Higher education’s version of “Too Big to Fail”

Higher education’s version of “Too Big to Fail”

by Andrew P. Kelly

On Monday, House Minority Leader Nancy Pelosi appeared at the City College of San Francisco (CCSF), the city’s giant, multi-campus community college, where she urged San Franciscans to sign up for the spring semester. Pelosi was hopeful that with her help, the college could “intensify that sign up” during the open enrollment period. Nothing wrong with touting the hometown community college, right?

Not if the hometown college is in serious disarray. CCSF is hanging on by a thread after being told this past July that it would lose its accreditation after years of financial mismanagement and troubled governance. Citing 357 separate tasks that the college had to complete in order to stay solvent and serve its students, the Accrediting Commission for Community and Junior Colleges (ACCJC) decided that City College would lose its seal of approval in July 2014. Losing accreditation is essentially a death sentence for an existing college; without it, schools are not eligible to receive federal student aid money, meaning students will go elsewhere.

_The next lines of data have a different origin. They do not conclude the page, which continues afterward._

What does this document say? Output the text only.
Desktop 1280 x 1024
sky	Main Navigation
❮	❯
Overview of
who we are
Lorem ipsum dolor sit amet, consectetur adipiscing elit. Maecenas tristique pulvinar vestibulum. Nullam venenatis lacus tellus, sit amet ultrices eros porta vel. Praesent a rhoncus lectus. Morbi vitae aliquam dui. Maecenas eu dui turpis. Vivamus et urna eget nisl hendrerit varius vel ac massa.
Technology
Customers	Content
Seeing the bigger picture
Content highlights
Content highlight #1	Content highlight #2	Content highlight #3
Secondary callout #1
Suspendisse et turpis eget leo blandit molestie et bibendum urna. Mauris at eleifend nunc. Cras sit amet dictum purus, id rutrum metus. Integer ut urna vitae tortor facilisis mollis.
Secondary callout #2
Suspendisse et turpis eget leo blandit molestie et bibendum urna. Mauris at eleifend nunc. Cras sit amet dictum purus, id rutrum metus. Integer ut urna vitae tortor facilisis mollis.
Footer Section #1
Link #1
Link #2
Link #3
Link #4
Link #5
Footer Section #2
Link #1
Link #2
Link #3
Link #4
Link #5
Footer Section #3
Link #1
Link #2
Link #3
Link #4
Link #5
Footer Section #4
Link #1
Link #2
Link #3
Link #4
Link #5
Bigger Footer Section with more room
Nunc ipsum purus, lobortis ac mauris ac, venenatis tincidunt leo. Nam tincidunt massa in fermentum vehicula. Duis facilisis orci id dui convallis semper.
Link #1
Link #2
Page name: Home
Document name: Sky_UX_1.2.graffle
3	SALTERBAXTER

The decision was not sudden. In 2012, the college had been put on “show cause” status and told to fix 14 serious problems in financial management, governance, and instruction, many of which had been highlighted for years. That same year, the state issued a devastating fiscal review of CCSF, finding that the institution had twice as many faculty per 1,000 students and spent $17 million more than comparable colleges. In order to balance the budget on paper, CCSF listed “anticipated savings” without “identifying any specific reductions.” When the hypothetical savings didn’t materialize, CCSF had to draw down its reserves, leaving just $3 million left. The school’s graduation and transfer rates are above average, but in 2010 more than 17% of students defaulted on their loans within two years of leaving school, much higher than the average across all community colleges (13%).

Last week, a San Francisco Superior Court judge blocked the ACCJC from revoking accreditation pending the outcome of a lawsuit filed by the city against the accreditation agency. Now San Franciscans are in for months of charges and countercharges about procedural compliance and due process, all while the larger structural issues that doomed CCSF in the first place—a bloated budget, unwieldy faculty governance, and a failure to pay sufficient attention to student learning—go unchanged. The temporary stay of execution serves the interests of CCSF employees (and the unions that represent them) in the short-term, but leaves taxpayers and students to wonder how long it will be until the next crisis arrives.

Welcome to higher education’s version of “too big to fail.” Because accreditation is a binary variable—you either have it or you don’t—the stakes of revoking it are enormous. The higher the stakes, the less likely accreditation agencies are to pull the trigger, and the more difficult it is to ever put a bad college out of business. Faculty and advocates can argue that kicking more than 50,000 students to the curb is unjust, and current students will side with them.

And because public institutions are a creation of politics, not markets, politics will protect them. So the city of San Francisco and the House minority leader can step in to save local public colleges, regardless of whether they are serving the needs of students and taxpayers. According to Politico, Pelosi even hinted that Congress might get involved with an investigation of the ACCJC. As if the very real, structural problems uncovered by California’s own state audit were somehow ginned up by the accreditation agency.

Higher ed regulation is a mess. Accreditation is simultaneously ineffective at kicking bad colleges out and supremely effective at keeping new ventures out. Perhaps Pelosi and others in Congress should spend their time developing a new approach to quality assurance and taxpayer protection. That would be more productive than recruiting students to a college that’s hanging on by a thread.